8 Chairs Worthy of Your Next Paycheck

There’s much more to mid-century than Eames.

Lounge-Chairs-Gear-Patrol-Lead-1440

Perhaps more than any other piece of furniture, a great chair can transcend its role as functional object. Take the Eames Lounge Chair and Ottoman, one of the most famous furniture designs in the last century. MoMA put one in its permanent collection, and countless others remain scattered throughout pop culture — see: Archer, Frasier, etc. (and more coming, surely). Chairs like this strike a symbolic chord, loaded with history, envy and nostalgia.

While it’s important to give credit where credit is due — the Eames lounger is a design marvel that’s comfortable, attractive and timeless — let us not forget the numerous other chair designs that have made history in the past century, all of which would look equally handsome in your home office or studio today. That is, of course, if you have the dough. Here are eight to know.

Wassily Chair

Wassily-Chair-Gear-Patrol

Though born in Hungary, Marcel Breuer is most commonly associated with the Bauhaus movement of Weimar and Dessau, Germany, where he studied under Walter Gropius. A renowned architect with many famous buildings to his name, including the UNESCO headquarters and former Whitney Museum of American Art, he is also quietly remembered for this chair, one of his first designs, the patent for which was later purchased by Knoll.

Designer: Marcel Breuer
Company: Knoll
Year: 1925

MR Adjustable Chaise

MR-Chaise-Gear-Patrol

One of the early pioneers of modern architecture and design, Ludwig Mies van der Rohe, who coined the “less is more” aphorism, created many stunning pieces of furniture, including the Barcelona chair and Brno chair. Like those, the cantilevered MR Adjustable Chaise, first designed for an exhibit in Stuttgart, Germany, utilizes balance by way of steel tube legs, which were a rarity in the 1920s.

Designer: Mies van der Rohe
Company: Knoll
Year: 1927

LC4 Chaise Longue

LC4-Chair-Gear-Patrol

Dubbed the “relaxing machine” for the way it contours the human body, the LC4 Chaise Longue, designed by French designers Le Corbusier, Charlotte Perriand and Pierre Jeanneret, is renowned for its moveable frame and, thus, its vast number of sitting angles. Since 1965, the chair has been manufactured in Italy by Cassina.

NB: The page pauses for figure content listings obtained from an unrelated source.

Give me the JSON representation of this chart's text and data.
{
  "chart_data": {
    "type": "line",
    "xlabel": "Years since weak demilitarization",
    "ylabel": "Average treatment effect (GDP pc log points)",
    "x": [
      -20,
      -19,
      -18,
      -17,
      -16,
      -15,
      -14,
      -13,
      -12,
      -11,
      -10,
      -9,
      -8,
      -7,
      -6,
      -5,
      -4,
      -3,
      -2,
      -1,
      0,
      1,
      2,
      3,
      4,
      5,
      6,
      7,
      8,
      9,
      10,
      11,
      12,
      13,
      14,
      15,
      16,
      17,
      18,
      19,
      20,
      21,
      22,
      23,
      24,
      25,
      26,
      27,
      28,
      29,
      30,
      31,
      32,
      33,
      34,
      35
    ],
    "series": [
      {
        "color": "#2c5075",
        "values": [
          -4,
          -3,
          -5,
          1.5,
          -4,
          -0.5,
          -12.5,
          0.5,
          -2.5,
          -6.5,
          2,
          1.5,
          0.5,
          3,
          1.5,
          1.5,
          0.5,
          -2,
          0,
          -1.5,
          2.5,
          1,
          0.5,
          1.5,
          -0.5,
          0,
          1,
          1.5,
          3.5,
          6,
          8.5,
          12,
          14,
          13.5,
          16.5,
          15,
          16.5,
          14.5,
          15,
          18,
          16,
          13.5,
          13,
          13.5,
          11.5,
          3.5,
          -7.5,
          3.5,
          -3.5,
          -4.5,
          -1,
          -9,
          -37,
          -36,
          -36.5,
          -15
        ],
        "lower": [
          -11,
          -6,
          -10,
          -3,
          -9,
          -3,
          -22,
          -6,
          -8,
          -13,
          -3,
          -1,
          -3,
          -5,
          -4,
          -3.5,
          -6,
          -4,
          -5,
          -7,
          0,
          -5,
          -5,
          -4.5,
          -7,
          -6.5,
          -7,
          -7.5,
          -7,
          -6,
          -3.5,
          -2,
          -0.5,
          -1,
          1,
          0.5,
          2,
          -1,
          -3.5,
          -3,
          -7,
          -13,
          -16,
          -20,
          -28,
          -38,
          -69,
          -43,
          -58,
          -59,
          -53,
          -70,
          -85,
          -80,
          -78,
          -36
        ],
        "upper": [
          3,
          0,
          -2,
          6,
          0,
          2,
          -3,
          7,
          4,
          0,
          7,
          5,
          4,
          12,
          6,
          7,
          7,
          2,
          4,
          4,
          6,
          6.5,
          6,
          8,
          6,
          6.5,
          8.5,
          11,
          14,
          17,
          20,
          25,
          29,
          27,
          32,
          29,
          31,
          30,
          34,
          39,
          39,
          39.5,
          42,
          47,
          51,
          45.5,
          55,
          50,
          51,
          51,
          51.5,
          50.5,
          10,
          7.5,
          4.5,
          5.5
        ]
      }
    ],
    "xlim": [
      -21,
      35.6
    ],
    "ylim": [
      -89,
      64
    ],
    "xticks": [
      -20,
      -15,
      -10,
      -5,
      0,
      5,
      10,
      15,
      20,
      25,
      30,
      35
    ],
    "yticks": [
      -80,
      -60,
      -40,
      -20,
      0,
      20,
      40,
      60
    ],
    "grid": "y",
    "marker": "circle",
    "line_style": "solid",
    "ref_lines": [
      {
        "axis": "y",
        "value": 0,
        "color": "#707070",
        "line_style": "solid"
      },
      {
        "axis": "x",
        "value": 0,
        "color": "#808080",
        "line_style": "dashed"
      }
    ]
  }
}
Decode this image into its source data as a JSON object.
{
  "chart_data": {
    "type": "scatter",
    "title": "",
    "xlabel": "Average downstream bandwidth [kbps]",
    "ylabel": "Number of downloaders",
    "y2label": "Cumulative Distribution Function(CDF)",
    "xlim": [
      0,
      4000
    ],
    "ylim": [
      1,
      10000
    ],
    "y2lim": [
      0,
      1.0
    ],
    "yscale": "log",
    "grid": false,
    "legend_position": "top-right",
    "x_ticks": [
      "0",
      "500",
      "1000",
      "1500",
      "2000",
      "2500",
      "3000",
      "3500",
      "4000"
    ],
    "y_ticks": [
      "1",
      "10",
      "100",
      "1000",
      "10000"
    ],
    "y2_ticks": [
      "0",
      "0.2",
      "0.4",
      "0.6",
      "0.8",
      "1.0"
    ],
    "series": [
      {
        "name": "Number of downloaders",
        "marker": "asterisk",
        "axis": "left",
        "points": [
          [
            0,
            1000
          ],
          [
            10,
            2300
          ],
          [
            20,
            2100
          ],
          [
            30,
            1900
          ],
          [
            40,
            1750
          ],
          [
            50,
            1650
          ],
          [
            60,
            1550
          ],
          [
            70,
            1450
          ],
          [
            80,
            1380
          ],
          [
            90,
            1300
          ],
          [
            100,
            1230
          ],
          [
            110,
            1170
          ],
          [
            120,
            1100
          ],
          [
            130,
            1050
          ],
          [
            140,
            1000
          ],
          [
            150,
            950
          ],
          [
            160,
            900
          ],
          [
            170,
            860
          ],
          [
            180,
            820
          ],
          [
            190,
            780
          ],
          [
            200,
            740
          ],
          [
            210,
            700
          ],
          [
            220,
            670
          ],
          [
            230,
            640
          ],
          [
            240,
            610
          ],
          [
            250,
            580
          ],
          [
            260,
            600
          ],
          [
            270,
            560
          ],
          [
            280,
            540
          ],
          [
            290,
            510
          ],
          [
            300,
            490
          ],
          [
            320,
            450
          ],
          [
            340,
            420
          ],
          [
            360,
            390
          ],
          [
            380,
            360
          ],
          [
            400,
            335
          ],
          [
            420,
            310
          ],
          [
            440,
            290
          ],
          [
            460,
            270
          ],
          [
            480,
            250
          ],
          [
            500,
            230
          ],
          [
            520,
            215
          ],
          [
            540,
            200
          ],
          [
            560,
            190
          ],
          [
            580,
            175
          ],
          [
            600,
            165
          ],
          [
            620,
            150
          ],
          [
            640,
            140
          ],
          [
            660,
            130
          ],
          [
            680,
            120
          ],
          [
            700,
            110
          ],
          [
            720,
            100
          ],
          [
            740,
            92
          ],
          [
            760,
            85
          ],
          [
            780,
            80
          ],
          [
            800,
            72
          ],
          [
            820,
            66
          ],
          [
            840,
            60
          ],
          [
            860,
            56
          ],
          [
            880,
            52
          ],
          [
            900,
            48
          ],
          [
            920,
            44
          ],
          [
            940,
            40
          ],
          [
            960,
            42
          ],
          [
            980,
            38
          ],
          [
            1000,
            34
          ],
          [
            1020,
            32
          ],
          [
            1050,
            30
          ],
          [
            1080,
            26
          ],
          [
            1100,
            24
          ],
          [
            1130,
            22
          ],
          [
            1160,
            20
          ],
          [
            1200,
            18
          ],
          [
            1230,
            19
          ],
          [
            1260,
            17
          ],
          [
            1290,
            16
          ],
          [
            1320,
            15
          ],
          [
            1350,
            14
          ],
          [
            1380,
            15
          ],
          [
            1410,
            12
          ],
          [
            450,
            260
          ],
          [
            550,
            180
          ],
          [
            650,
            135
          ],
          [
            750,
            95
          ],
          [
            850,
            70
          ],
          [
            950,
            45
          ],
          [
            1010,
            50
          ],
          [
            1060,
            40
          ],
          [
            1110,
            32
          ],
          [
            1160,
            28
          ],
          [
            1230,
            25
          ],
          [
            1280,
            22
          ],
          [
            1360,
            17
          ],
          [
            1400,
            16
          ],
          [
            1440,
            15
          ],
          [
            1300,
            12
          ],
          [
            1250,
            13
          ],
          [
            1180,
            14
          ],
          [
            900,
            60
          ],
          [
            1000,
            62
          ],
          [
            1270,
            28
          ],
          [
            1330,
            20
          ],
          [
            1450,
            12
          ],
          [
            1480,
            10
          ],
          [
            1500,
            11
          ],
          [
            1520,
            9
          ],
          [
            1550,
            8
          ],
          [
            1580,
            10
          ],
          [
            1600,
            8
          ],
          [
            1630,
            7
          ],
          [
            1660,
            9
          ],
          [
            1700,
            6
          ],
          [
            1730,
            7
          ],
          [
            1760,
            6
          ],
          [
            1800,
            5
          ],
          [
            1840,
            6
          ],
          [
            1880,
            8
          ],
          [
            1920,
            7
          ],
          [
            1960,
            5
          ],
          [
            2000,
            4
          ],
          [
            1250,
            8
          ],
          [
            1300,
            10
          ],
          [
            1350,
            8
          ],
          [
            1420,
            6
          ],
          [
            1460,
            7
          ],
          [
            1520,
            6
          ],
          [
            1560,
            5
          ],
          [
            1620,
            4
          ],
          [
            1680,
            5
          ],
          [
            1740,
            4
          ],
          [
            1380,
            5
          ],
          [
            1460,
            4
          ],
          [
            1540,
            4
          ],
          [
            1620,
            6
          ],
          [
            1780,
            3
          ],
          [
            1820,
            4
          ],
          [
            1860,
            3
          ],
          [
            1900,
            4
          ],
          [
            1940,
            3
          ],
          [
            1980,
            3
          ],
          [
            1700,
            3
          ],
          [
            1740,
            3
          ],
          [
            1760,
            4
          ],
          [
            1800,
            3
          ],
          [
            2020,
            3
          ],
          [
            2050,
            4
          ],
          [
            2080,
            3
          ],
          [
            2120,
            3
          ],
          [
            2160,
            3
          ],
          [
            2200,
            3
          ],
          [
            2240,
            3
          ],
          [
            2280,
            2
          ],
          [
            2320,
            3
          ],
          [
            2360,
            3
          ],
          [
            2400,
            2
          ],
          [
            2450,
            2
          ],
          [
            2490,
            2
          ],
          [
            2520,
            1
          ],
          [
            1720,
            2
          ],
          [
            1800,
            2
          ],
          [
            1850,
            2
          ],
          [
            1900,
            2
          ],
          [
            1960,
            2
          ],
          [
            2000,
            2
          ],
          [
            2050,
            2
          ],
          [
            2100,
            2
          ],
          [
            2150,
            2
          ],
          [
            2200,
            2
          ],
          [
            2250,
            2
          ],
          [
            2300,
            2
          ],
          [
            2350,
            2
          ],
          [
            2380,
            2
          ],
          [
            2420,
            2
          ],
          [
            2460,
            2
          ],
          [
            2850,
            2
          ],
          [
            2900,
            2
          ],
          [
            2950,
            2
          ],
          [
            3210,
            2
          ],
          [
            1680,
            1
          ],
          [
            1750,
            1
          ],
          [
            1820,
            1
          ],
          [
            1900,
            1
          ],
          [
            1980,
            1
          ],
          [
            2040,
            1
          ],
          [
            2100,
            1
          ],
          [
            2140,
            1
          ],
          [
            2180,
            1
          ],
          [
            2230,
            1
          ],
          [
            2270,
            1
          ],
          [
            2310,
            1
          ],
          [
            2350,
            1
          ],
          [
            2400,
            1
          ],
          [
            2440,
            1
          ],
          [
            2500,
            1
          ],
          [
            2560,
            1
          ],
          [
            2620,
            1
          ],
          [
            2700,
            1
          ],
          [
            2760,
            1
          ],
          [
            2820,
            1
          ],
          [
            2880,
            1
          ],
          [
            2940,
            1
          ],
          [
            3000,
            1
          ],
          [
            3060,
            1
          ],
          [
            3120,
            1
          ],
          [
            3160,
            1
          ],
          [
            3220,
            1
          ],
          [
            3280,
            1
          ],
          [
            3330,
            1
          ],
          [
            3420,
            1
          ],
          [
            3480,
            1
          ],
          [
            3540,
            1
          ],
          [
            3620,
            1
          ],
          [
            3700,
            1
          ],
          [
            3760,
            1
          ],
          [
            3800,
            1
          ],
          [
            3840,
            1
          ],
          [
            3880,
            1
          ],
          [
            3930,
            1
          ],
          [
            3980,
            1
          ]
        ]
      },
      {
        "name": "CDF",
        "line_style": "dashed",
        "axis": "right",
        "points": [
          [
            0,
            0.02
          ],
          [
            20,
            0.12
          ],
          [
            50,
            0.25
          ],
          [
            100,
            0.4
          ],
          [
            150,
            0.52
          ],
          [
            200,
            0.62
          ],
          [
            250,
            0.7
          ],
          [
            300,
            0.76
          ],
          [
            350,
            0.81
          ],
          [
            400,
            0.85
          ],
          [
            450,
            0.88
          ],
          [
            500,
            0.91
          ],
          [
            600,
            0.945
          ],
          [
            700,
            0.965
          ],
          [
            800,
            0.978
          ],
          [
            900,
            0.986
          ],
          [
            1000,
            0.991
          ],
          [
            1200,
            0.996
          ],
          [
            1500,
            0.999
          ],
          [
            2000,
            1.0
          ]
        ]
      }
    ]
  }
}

Designers: Le Corbusier, Charlotte Perriand and Pierre Jeanneret
Company: Cassina
Year: 1928

Cité Armchair

Cite-Chair-Gear-Patrol

Jean Prouvé was self taught in matters of architecture and design, and a pioneer in nomadic architecture — that is, designing homes and furniture with an emphasis on portability. He frequently used sheet metal in his work, as exemplified by this armchair, designed in 1930 for the student residence halls at the Cité Universitaire in Nancy, France.

Designer: Jean Prouvé
Company: Vitra
Year: 1930

Risom Lounge Chair

Risom-Chair-Gear-Patrol

Jens Risom’s Risom Collection, first known as the 600 Series when it debuted in the early ’40s, was the first line of furniture commissioned and manufactured by Knoll, and its commercial success helped put the American design firm on the map. Simple in its construction, this lounge chair features interwoven cotton webbing around a hardwood frame.

Designer: Jens Risom
Company: Knoll
Year: 1943

PK22 Chair

PK22-Gear-Patrol-.jpg

The Kjærholm Collection, developed by Danish designer Poul Kjærholm from 1951 to 1967, maintains a place in Fritz Hansen’s permanent collection. In 1958, his sleek PK22 chair, constructed with leather and metal, won Kjærholm the coveted Lunning Prize, which, at the time, recognized the best Scandinavian designers from Denmark, Norway, Sweden and Finland.

Designer: Poul Kjærholm
Company: Fritz Hansen
Year: 1951

620 Chair

620-Chair-Gear-Patrol

Among the most influential designers of the 20th century, with close ties to Braun, Dieter Rams is most famous for his simple, utilitarian industrial home goods. His only furniture designs were for another company: Vitsœ, founded in 1959 by Niels Vitsœ with the name Vitsœ+Zapf. Today the company is based in England and continues to produce Rams’s modular furniture designs, including the 620 chair, made from leather and a warm-pressed sheet-molding compound, which can be compounded into a sofa.

Designer: Dieter Rams
Company: Vitsœ
Year: 1962

Shell Chair CH07

Shell-Chair-Chair-Gear-Patrol

A rare example of Danish designer Hans J. Wegner’s interest in plywood (most of his furniture designs feature solid wood), the Shell Chair, a.k.a. the “smiling chair,” was designed for Carl Hansen & Søn. It stands sturdy on three legs and remains a graceful example of Wegner’s belief that a chair “should be beautiful from all sides and angles.”